Setelah melihat begitu banyak generasi baru di Jawa Pos yang hebat-hebat, JS berpikir untuk mengakhiri karir wartawan. Masuk politik. Ikut membidani PAN yang didirikan Prof Dr Amien Rais. Bagi JS, Pak Amien Rais bukan hanya dosennya. Tapi juga panutannya. Dia sangat mengidolakan Amien Rais. Nyaris membabi buta.
Jadilah JS anggota DPR. Tentu masuk komisi I. Yang membidangi luar negeri dan pertahanan. Sesuai banget dengan obsesinya. Bahkan setelah tidak di DPR, dia mendapat tugas sebagai duta besar. Di negara yang penting pula: Swiss. Lagi-lagi sangat sesuai dengan obsesinya.

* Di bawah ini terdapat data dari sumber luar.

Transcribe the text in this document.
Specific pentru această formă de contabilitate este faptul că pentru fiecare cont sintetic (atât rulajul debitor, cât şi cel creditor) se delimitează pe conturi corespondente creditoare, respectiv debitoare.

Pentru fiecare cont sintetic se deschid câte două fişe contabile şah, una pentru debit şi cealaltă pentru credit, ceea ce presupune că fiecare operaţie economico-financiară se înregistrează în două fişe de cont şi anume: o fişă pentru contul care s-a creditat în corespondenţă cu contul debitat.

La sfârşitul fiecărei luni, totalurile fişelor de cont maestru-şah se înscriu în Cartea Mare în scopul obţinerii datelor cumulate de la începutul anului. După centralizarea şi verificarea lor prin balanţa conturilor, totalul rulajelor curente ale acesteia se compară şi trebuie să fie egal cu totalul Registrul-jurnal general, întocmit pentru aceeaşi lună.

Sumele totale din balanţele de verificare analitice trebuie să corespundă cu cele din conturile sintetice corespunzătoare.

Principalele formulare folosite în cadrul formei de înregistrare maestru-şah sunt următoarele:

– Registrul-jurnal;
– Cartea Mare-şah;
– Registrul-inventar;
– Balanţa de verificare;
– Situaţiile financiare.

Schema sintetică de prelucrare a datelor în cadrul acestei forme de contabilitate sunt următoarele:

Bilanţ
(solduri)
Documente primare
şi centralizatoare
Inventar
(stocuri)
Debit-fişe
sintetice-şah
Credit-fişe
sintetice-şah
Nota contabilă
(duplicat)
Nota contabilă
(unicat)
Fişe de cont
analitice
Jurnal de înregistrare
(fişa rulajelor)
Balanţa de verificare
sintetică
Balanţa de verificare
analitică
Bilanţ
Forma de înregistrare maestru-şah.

Hubungan kami dengan JS tidak pernah putus. Dia tetap menulis di Jawa Pos. Juga tetap mampir ketika lagi ke Surabaya.
Kalau toh ada perubahan, itu adalah badannya. Juga sikapnya kepada Amien Rais. Rupanya, JS menderita diabetes. Badannya digerogoti gula. Dan digerogoti politik. Dia kelihatan kurang puas dengan perkembangan PAN.
Saat saya melayat ke rumah duka di Sentul kemarin petang, jenazah Bung Joko Susilo dibaringkan di lantai atas. Menunggu diberangkatkan ke kampungnya di Boyolali. Upacara selamat jalan dilakukan sahabat-sahabatnya. Istrinya masih dalam perjalanan dari Surabaya. Satu di antara tiga anaknya masih di Belanda. Kuliah di sana.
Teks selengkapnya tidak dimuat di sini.